Qué hubiera pasado si en lugar de Evo Morales estuviera Goni, Jaime Paz, Banzer, Tuto, Víctor Paz, Siles o Carlos Mesa? Con toda seguridad estuvieran buscando exactamente lo mismo: perpetuarse en el poder, tratando de copar todos los espacios con su avalancha hegemónica; haciendo todos los cambios posibles para adecuarlos a sus intereses políticos; estarían ejerciendo su mandato con un evidente autoritarismo y por supuesto, estarían saltándose los procedimientos legales. El refrán que dice: “la ley solo se aplica a los enemigos” tiene varios siglos de existencia.
Ejemplos hay de sobra para demostrar la aseveración anterior. En 1993, el expresidente Sánchez de Lozada ganó las elecciones con el 38 por ciento, la cifra más alta lograda desde 1982 y ese número le alcanzó para hacer reformas tan profundas como las que ha llevado adelante Evo Morales, en el mismo marco de cuestionamientos. Demás está mencionar la constante voluntad reeleccionista de los otros líderes mencionados, uno de los cuales no tuvo empacho en ejercer la primera magistratura pese a que había salido tercero en votación.
De cualquier forma, pese a esos defectos anotados, ni Goni se pasó de ciertos límites y Jaime Paz tampoco pudo ir más allá de su real potencial político, porque aunque a muchos les pese, antes habían ciertos criterios de equilibrio, de contrapesos que hoy han desaparecido.
Bolivia tiene muy poco tiempo viviendo en democracia y lo que ayer se vio como un defecto, es decir, el pacto, el acuerdo y la coalición, hoy puede verse con cierta añoranza, pues siempre es más saludable que las decisiones dependan de dos o tres en lugar de uno.
Los que llevan siglos viviendo en democracia saben mejor que nadie que este no es un sistema perfecto, pero es el menos malo de todos y han trabajado arduamente para conseguir algunos progresos.

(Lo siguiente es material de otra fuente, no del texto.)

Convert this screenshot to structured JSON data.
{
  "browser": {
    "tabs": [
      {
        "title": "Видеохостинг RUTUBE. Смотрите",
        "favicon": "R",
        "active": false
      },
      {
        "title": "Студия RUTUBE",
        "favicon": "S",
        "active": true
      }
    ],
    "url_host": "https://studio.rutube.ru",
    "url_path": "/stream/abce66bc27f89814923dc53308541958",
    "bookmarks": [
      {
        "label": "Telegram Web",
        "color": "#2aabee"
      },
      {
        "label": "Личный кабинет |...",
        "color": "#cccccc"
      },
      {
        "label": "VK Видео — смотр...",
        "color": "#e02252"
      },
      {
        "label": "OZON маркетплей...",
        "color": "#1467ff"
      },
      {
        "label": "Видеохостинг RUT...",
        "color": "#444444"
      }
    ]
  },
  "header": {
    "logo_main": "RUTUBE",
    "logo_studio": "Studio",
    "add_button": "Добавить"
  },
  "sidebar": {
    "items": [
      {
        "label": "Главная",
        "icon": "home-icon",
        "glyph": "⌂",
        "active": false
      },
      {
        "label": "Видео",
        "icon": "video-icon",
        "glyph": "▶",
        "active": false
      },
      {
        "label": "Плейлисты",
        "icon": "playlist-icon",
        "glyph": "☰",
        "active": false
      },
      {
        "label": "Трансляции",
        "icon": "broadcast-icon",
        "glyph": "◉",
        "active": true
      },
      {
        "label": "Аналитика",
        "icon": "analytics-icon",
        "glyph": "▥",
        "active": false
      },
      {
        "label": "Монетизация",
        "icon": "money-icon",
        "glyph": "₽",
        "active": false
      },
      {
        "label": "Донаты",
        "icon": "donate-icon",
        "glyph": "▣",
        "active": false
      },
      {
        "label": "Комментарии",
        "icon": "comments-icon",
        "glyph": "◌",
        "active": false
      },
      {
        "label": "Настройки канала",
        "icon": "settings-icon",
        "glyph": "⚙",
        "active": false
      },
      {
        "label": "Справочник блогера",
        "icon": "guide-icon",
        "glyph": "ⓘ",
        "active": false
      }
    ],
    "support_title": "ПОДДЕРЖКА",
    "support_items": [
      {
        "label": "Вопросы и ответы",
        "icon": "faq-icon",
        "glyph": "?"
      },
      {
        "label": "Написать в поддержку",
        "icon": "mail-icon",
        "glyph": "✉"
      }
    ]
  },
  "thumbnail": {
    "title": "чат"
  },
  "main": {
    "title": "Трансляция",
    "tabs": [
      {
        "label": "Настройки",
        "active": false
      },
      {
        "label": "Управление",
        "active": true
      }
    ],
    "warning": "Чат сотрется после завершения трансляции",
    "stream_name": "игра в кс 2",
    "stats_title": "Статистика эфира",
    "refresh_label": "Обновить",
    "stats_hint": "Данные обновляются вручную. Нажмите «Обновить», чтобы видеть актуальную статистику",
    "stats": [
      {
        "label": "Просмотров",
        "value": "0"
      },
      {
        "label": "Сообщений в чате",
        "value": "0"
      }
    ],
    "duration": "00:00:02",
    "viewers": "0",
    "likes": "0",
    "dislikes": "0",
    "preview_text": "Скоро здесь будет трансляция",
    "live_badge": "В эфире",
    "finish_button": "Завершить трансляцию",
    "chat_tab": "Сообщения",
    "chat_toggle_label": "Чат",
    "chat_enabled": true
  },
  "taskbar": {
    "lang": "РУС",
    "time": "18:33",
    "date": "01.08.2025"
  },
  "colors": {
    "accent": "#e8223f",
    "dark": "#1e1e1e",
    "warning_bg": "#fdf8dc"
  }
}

Uno de ellos fue dar con la fórmula exacta para impedir que hayan dictadores elegidos o autócratas disfrazados de demócratas. La estrategia consiste en establecer ciertas reglas matemáticas, de manera que al traducir la votación en número de escaños parlamentarios, haya un cierto criterio de ventaja para las minorías. Eso es saludable no solo porque se impide el abuso de las mayorías, sino porque se asegura el control del gobierno, base de la ética política y de la legitimidad en el ejercicio de la autoridad.

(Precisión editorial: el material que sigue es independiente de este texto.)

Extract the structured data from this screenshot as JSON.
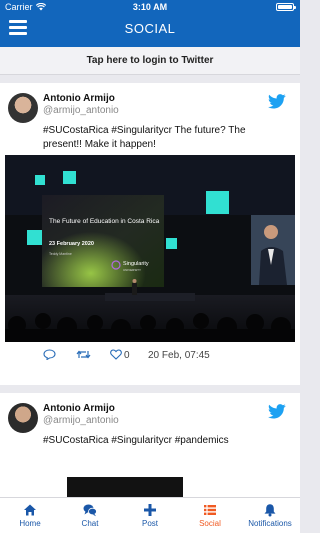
{
  "status_bar": {
    "carrier": "Carrier",
    "time": "3:10 AM"
  },
  "header": {
    "title": "SOCIAL",
    "menu_icon": "hamburger-menu-icon"
  },
  "login_bar": {
    "label": "Tap here to login to Twitter"
  },
  "tweets": [
    {
      "name": "Antonio Armijo",
      "handle": "@armijo_antonio",
      "text": "#SUCostaRica #Singularitycr The future? The present!! Make it happen!",
      "like_count": "0",
      "date": "20 Feb, 07:45",
      "image": {
        "screen_title": "The Future of Education in Costa Rica",
        "screen_date": "23 February 2020",
        "screen_speaker": "Teddy Mantine",
        "brand": "Singularity",
        "brand_sub": "UNIVERSITY"
      }
    },
    {
      "name": "Antonio Armijo",
      "handle": "@armijo_antonio",
      "text": "#SUCostaRica #Singularitycr #pandemics"
    }
  ],
  "tabs": [
    {
      "label": "Home",
      "icon": "home-icon"
    },
    {
      "label": "Chat",
      "icon": "chat-bubbles-icon"
    },
    {
      "label": "Post",
      "icon": "plus-icon"
    },
    {
      "label": "Social",
      "icon": "list-icon",
      "active": true
    },
    {
      "label": "Notifications",
      "icon": "bell-icon"
    }
  ],
  "colors": {
    "header": "#1266bc",
    "accent_active": "#f05a22",
    "tab_label": "#1a57a8",
    "twitter": "#1da1f2"
  }
}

Los dictadores tradicionales no entendían estas sutilezas y directamente eliminaban el Congreso cada vez que tomaban el poder, pero hoy las cosas han cambiado. Los regímenes populistas de América Latina, por ejemplo, hicieron reformas específicas y exactas en el punto indicado arriba con el objetivo de lograr que el voto de las mayorías se lleve todo y que el sufragio de las minorías no consiga nada o al menos quede muy distante en cuanto al peso parlamentario, clave para “hacer y deshacer” en democracia.
En esos términos, conseguir los famosos “Dos tercios” del Congreso es mucho más fácil ahora y por eso es que nuestros líderes se esfuerzan por conseguirlo, porque les asegura un mandato libre de leyes, de supervisión, de control, de auditoría y todo lo que la democracia ha creado para asegurar el progreso de las políticas públicas, base de la prosperidad de los pueblos.